Toward a New World
Speeches, Essays, and Interviews on the War in Iraq, the UN, and the Changing Face of Europe
Description:... His speeches caused an uproar—and now seem eerily prescient...
"The stakes transcend the case of Iraq alone. Let us look at things lucidly: We are defining a method to resolve crises. We are choosing to define the world we want our children to live in. . . The use of force can arouse rancor and hatred, fuel a clash of identities, of cultures—something that our generation has, precisely, a prime responsibility to avoid."
When France’s Dominique de Villepin spoke out in the United Nations in early 2003 against the impending war in Iraq—warning that the US plan for unilateral attack would only lead to devastating and long-lasting chaos—his passionate reasoning and beautifully crafted speeches caused an uproar. . . and won him a large and admiring American audience.

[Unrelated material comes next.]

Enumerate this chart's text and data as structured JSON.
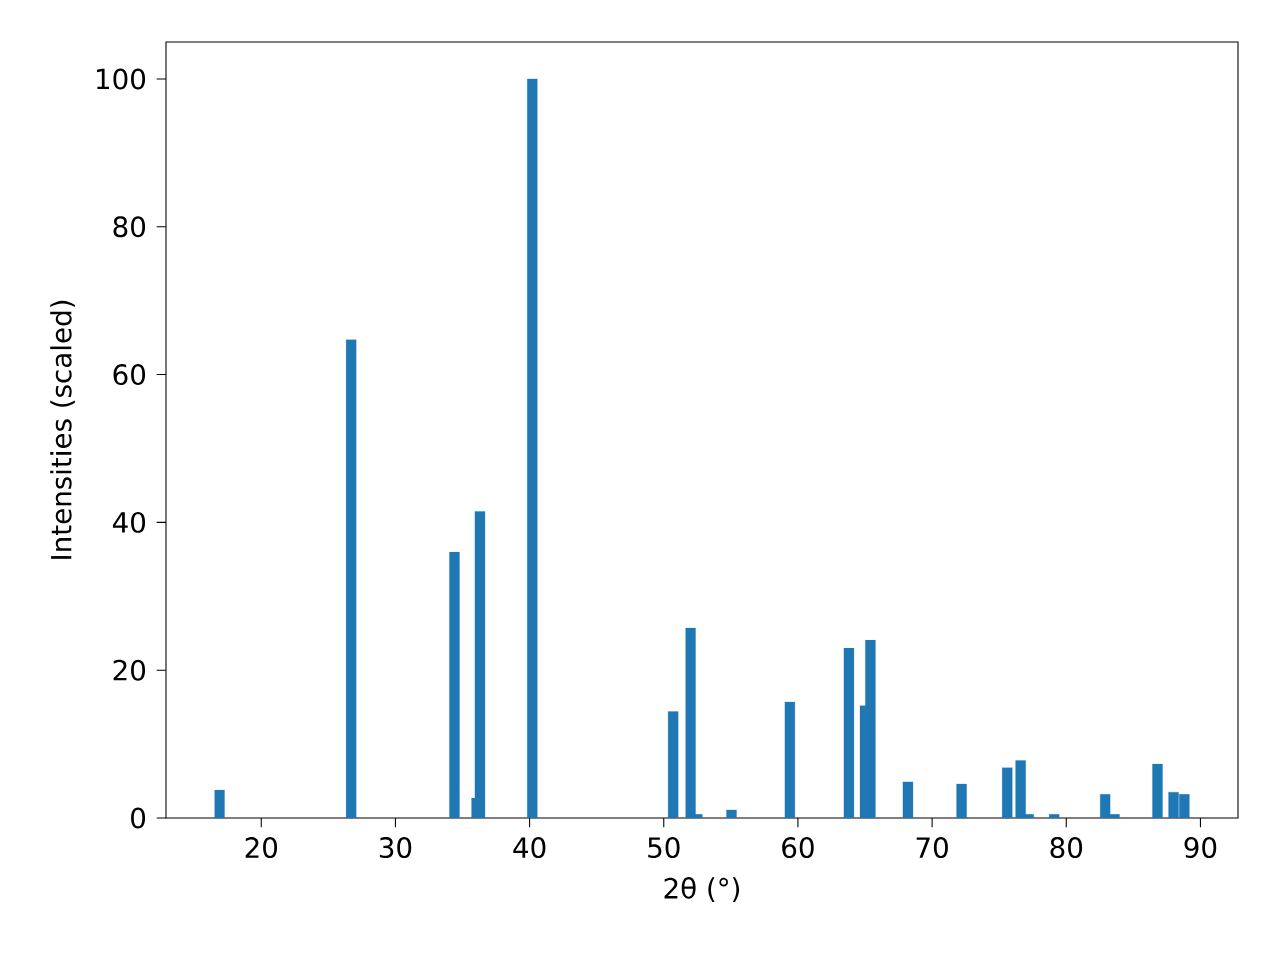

But the rest of the world has long been familiar with the speeches of the scholar, poet, and statesman who has become such a dominant figure in European politics.
Villepin’s addresses to the European Union, for example, are some of the most stirring and edifying descriptions yet of that emerging—and, in the US, little examined—economic superpower. He has likewise become renowned for his talks about terrorism, proliferation, the conflict between Israel and Palestine, and the role of the UN.
TOWARD A NEW WORLD collects his most important speeches, interviews, and essays on those topics. But it is more than a primary documentation of critical recent history. Also included are commentaries from some of the world’s leading intellectuals, making the book an exciting call to consider—as does Villepin himself—that the tumultuous changes sweeping the globe may yet be cause for hope.